We see her mother and father (Diane Keaton and Eugene Levy) in an early scene, conveyed with winning tenderness that is deliberately, frightfully extinguished when the film elliptically jumps to Dory in the aftermath of unwittingly separating from her folks. These brief scenes of Dory lost in Pacific’s vastness find Stanton forgoing the visually enchanting aquatic blue, as if all the ocean’s a solarium, for an ominous darkness, the kind of blackness you think of surrounding ghostly shipwrecks. And as Dory swims with no direction, asking for help that is not forthcoming, a palpable sensation emerges of being a young child, becoming separated from your parents at the mall, not knowing where to go, failing to recognize any faces, and then trying to explain to the people at the security kiosk how you got lost only to realize you cannot re-trace your steps. And it suggests, if only momentarily, another movie, “Finding Dory” prowling around potentially dark nooks and sinister crannies, a fairytale with an edge.
That never happens, just as Stanton never chooses to transform the Marine Life Institute into commentary on captivity at Sea World-ish theme parks. Oh, there are allusions to what can lurk in these places, like in the case of Hank, the grumpy Octopus (Ed O’Neill), who is actually Septopus on account of one of his tentacles being lopped by all the kids at the institute run amok, but even that is played more for laughs than institutional criticism. If anything at this supposed place for “rehabilitation and release” is emblematic it is the recorded voice of the tour guide – Sigourney Weaver, one of our greatest action heroes. And this is because Stanton renders a story that, while necessarily heartwarming, is more often adrenalized to the extreme.
Though the new Jason Bourne movie is not released until August, “Finding Dory” gets the drop on it.

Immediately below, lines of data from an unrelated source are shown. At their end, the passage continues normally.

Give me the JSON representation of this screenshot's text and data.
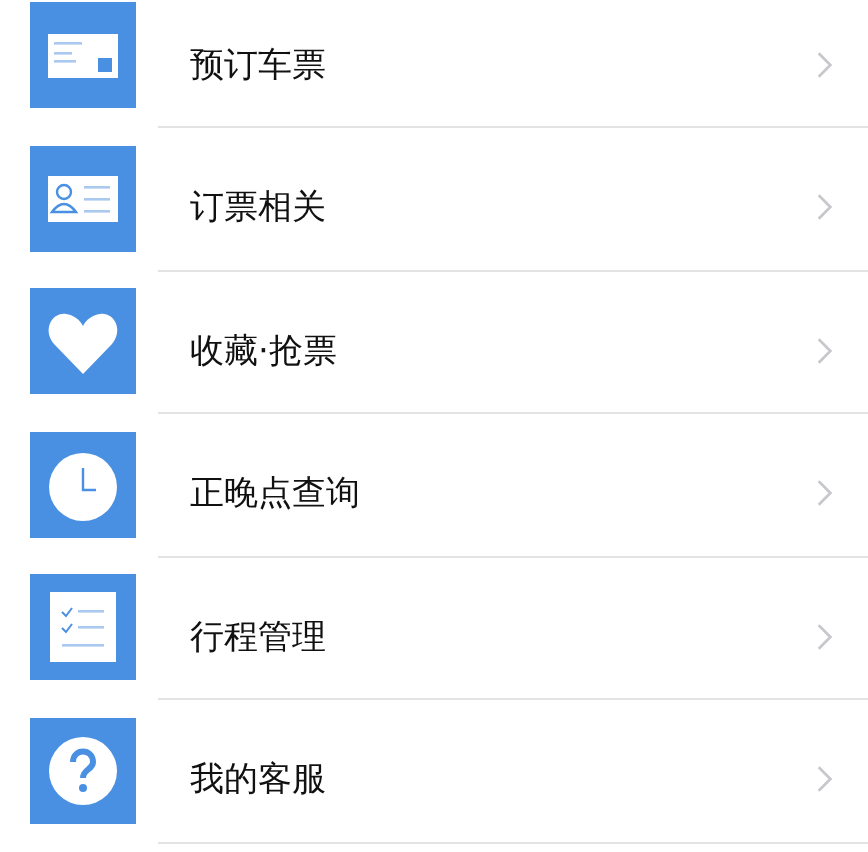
{
  "menu": [
    {
      "kind": "ticket",
      "label": "预订车票"
    },
    {
      "kind": "passenger",
      "label": "订票相关"
    },
    {
      "kind": "favorite",
      "label": "收藏·抢票"
    },
    {
      "kind": "clock",
      "label": "正晚点查询"
    },
    {
      "kind": "checklist",
      "label": "行程管理"
    },
    {
      "kind": "help",
      "label": "我的客服"
    }
  ]
}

After all, while Bourne might be a re-programmed government assassin and Dory might be a fish, they both are on quests to uncover their identity, and each of their quests make way for an abundance of awe-inspiring action-oriented set-pieces, like Nemo and Marlin soaring through the air via plaza fountains and, even better, Dory and Hank’s breathless, hilarious escape from a terrifying touch pool. Indeed, if my favorite action sequence of last summer was Tom Cruise’s underwater derring-do in “Mission: Impossible – Rogue Nation”, my favorite sequence of this summer is the touch pool, in which the crashing hands of children reaching into the shallow water to grab terror-stricken sea urchins resembles something like the Giantess of “Into the Woods” let loose in the scene of collecting 57mm shells in “One Crazy Summer.”

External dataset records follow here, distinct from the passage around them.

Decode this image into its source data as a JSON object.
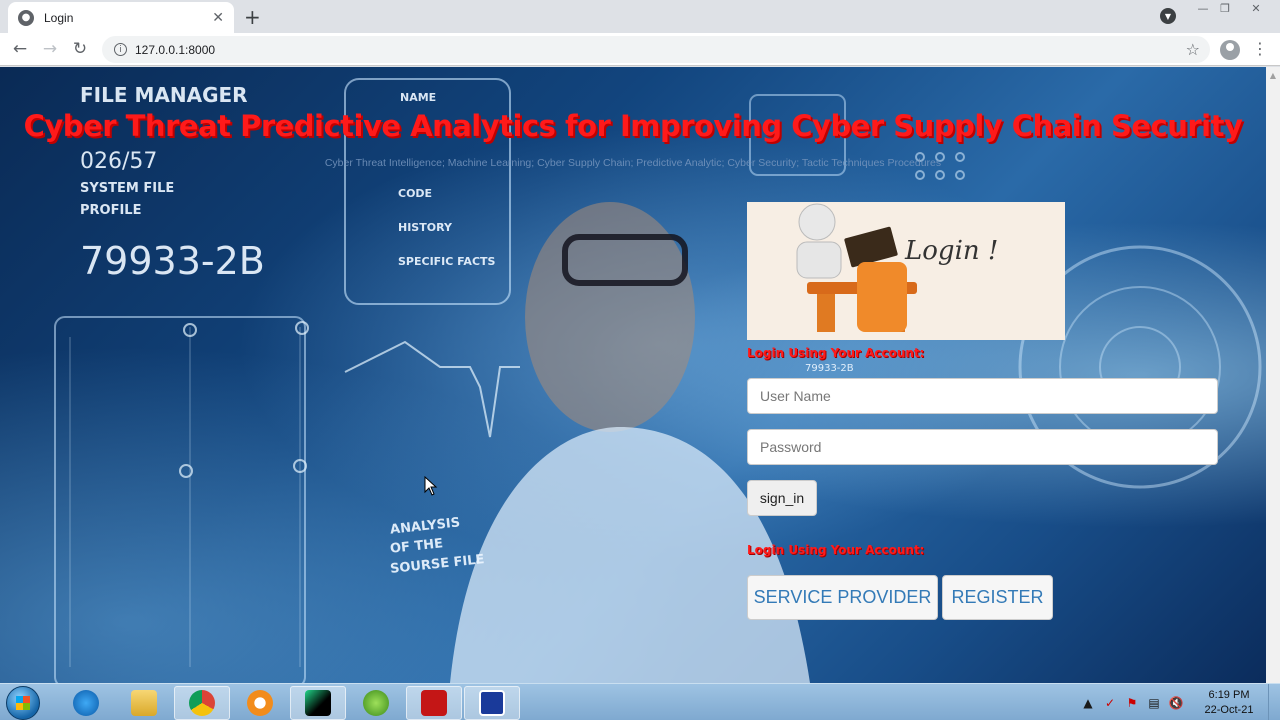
{
  "browser": {
    "tab_title": "Login",
    "url": "127.0.0.1:8000",
    "icons": [
      "back-icon",
      "forward-icon",
      "reload-icon",
      "info-icon",
      "star-icon",
      "profile-icon",
      "menu-icon",
      "close-icon",
      "new-tab-icon"
    ]
  },
  "page": {
    "title": "Cyber Threat Predictive Analytics for Improving Cyber Supply Chain Security",
    "subtitle": "Cyber Threat Intelligence; Machine Learning; Cyber Supply Chain; Predictive Analytic; Cyber Security; Tactic Techniques Procedures",
    "login_image_text": "Login !",
    "login_label_1": "Login Using Your Account:",
    "username_placeholder": "User Name",
    "password_placeholder": "Password",
    "sign_in_label": "sign_in",
    "login_label_2": "Login Using Your Account:",
    "service_provider_label": "SERVICE PROVIDER",
    "register_label": "REGISTER"
  },
  "background_hud": {
    "file_manager": "FILE MANAGER",
    "count": "026/57",
    "system_file": "SYSTEM FILE",
    "profile": "PROFILE",
    "code": "79933-2B",
    "name_label": "NAME",
    "code_label": "CODE",
    "history_label": "HISTORY",
    "specific_facts": "SPECIFIC FACTS",
    "analysis": "ANALYSIS",
    "of_the": "OF THE",
    "source_file": "SOURSE FILE",
    "code_small": "79933-2B"
  },
  "taskbar": {
    "apps": [
      "ie-icon",
      "explorer-icon",
      "chrome-icon",
      "app-icon",
      "pycharm-icon",
      "app-icon",
      "acrobat-icon",
      "app-icon"
    ],
    "time": "6:19 PM",
    "date": "22-Oct-21"
  },
  "colors": {
    "title_red": "#ff1a1a",
    "link_blue": "#337ab7",
    "taskbar": "#9ec3e3"
  }
}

And if “The Bourne Supremacy”, that masterpiece of the genre, concluded with a car chase, well, rest assured “Finding Dory” does too. Like any movie of this sort, simply finding her parents isn’t enough; there also has to be a ticking clock. That clock presents itself in the form of a truck scheduled to ferry all manner of aquatic animals to vast aquarium in Cleveland, a truck which Dory winds up on, and then Nemo and then Marlin, and which Hank wants on, given that he’s the Murtaugh of this story, too old for this octopus ink. And the ticking clock goes off with a chase down the coastal highway that finds Hank at the truck’s wheel, making like Indiana Jones.
This rip-roaring denouement, however, is preceded by Dory’s requisite re-uniting with her parents, a mystical sequence underlined by a haunting musical score that sounds like something out off Pure Moods, where muddy waters give way to the color of bright white shells pointing the way home, pulling at the heartstrings. It’s strange, then, that after a moment of such earnestness, the movie proceeds to more or less turn her parents into semi-comic bystanders to the madcap conclusion on the freeway. It lets some of the air out of this all-important encounter, sacrificing emotion for sensation, as if “Finding Dory” is afflicted with the same case of sequelitis that plagues so many productions this time of year.
Still, that madcap conclusion is pretty darn good in spite of what it sacrifices, and speaks to the film’s predominant tone of action-packed farcicality. It might not be as poignant as its predecessor, but it is undoubtedly enjoyable in its own way, that as a Pixar poster quote movie that wants to take you for the proverbial ride. It’s an animated aquatic rollercoaster; it’s Oceans of Fun™!